Seems like Trump really is creating new ways to bilk retirement funds with risk and unload toxic assets onto them.
Tiffany Cianci is a small business owner turned investigative journalist who has been sounding the alarm for months about the coming financial apocalypse. If you’re a podcaster or a journalist, please find a way to contact her and interview about this.
She is now warning that there is a $12,000,000,000,000 (TRILLION) BAILOUT underway for Harvard, Yale, and the major private equity firms who are about to go bankrupt.
Where is the money going to come from?
YOUR RETIREMENT FUND.
According to her research, Donald Trump is soon going to sign an executive order facilitating a deal between the private equity firms and the 401k retirement funds in America, disguised as a wonderful opportunity for retirement fund managers to “invest” in the private equity assets—which are secretly worthless. Private equity is desperate to unload their toxic crap. Apparently, Harvard and Yale are deeply in debt to this as well, and need to get bailed out to the tune of hundreds of billions of dollars.
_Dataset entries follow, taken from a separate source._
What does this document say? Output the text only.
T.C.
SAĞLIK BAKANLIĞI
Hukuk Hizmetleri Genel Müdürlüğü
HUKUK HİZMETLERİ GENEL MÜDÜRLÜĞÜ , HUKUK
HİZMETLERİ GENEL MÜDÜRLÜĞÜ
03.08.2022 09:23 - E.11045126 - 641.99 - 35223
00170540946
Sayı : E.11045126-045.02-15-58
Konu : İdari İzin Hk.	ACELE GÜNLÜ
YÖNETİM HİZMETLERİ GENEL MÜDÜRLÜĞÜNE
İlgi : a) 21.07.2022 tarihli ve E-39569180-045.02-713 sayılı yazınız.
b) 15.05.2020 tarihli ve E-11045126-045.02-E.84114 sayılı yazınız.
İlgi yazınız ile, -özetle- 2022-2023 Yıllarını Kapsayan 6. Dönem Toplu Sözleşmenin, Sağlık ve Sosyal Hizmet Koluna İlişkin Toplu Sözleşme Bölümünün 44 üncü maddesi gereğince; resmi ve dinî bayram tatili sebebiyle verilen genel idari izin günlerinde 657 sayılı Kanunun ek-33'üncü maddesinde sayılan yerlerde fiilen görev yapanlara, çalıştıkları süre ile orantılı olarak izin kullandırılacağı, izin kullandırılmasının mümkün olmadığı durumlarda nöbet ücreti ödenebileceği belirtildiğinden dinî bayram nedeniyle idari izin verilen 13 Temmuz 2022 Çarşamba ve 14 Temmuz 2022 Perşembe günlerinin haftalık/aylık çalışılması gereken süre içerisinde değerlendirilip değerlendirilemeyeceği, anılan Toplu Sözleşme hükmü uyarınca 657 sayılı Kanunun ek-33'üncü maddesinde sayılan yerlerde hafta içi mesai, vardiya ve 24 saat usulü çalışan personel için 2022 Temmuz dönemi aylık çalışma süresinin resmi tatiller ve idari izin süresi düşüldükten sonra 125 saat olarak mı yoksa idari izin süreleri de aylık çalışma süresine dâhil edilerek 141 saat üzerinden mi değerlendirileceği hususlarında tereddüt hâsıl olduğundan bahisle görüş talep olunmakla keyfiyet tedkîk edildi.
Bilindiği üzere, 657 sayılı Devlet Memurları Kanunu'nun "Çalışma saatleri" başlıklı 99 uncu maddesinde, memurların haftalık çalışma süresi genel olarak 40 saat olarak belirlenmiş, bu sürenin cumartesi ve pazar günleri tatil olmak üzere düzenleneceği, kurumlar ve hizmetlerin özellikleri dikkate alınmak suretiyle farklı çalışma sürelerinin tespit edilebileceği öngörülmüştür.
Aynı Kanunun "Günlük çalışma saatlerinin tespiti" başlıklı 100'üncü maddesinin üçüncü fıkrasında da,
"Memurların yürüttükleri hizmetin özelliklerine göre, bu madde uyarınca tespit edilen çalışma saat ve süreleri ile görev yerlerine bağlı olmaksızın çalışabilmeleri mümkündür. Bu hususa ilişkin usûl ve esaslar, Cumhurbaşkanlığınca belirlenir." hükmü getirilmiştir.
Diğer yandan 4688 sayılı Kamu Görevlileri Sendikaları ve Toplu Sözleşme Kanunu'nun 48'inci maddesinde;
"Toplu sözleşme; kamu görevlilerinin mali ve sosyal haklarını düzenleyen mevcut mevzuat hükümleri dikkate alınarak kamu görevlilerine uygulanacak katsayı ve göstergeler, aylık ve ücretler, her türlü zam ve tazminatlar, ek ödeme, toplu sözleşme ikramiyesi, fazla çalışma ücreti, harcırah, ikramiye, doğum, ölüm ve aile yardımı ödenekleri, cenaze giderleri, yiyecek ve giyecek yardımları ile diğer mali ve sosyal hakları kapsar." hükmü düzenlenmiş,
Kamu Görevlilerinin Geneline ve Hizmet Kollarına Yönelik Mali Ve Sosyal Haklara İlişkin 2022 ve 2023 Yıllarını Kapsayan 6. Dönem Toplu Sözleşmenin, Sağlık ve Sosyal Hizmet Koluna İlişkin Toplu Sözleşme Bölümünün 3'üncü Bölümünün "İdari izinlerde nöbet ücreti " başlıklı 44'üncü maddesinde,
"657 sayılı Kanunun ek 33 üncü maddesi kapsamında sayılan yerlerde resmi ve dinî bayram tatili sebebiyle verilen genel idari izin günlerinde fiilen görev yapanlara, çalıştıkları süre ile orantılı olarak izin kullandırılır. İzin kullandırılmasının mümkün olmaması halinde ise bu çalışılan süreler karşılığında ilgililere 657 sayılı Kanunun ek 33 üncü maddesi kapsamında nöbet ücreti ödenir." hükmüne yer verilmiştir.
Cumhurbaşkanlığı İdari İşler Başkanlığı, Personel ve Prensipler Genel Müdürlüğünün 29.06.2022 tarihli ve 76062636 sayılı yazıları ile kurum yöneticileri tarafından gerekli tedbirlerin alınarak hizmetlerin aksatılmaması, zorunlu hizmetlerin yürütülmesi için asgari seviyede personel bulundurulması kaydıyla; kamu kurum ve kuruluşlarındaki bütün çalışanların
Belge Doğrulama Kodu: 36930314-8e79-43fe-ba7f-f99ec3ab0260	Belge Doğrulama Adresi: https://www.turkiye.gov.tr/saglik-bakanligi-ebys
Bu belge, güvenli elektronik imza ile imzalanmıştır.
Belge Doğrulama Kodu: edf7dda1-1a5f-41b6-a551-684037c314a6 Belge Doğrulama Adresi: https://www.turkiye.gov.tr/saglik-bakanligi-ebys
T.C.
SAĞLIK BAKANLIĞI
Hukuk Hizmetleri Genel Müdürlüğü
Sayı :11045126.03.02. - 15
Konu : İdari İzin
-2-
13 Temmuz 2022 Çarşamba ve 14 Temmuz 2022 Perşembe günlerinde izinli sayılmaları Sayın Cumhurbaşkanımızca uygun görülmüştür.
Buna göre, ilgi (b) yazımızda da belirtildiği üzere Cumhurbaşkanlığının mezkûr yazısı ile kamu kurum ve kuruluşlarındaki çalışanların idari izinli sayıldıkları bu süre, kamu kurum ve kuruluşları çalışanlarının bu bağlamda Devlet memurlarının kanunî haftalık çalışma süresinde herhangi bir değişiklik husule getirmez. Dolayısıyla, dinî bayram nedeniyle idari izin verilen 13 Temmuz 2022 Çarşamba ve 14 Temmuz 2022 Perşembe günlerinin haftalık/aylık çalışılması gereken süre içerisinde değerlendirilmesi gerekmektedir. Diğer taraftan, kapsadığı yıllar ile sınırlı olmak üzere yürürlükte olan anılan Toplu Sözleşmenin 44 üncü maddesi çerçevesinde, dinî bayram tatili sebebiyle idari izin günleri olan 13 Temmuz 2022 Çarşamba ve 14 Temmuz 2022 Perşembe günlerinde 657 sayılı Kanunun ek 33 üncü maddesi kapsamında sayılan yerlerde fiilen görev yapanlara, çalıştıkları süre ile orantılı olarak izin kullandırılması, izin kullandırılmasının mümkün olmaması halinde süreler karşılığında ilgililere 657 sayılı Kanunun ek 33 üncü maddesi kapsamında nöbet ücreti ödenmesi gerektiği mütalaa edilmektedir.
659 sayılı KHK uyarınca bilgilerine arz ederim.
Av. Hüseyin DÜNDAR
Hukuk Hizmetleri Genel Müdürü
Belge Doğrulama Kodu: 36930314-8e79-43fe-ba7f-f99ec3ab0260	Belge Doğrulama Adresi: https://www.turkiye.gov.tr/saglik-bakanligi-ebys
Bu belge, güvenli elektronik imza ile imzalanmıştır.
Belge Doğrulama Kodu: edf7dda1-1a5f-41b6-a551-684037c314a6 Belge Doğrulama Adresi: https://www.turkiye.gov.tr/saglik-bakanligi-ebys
The total value of the retirement funds is 12 Trillion, which provides more than enough money to let all of these ultra-wealthy elites dump their liabilities and leave the average worker holding the bill.
Watch the video and spread the news.
This then is the follow up to his disastrous signing of the Genius (ironic) Act, and two others that are related, anti-CBDC and something else. Anyway, the Genius act mandates that stablecoins must back their assets with US debt instruments, thus the US debt will be subsidized through stablecoins like Tether, which I believe they hope to use and phase out fiat currency, and US citizens will be paying down a debt they didn’t incur. The Epstein Files blowup was a distraction for these acts to be signed unnoticed.
My book was, “Gradually, Gradually, Suddenly: The Coming Financial Collapse and the Hope of Jesus Christ.”
I’ve wondered for some time when (or if) it would happen. Maybe this is the beginning?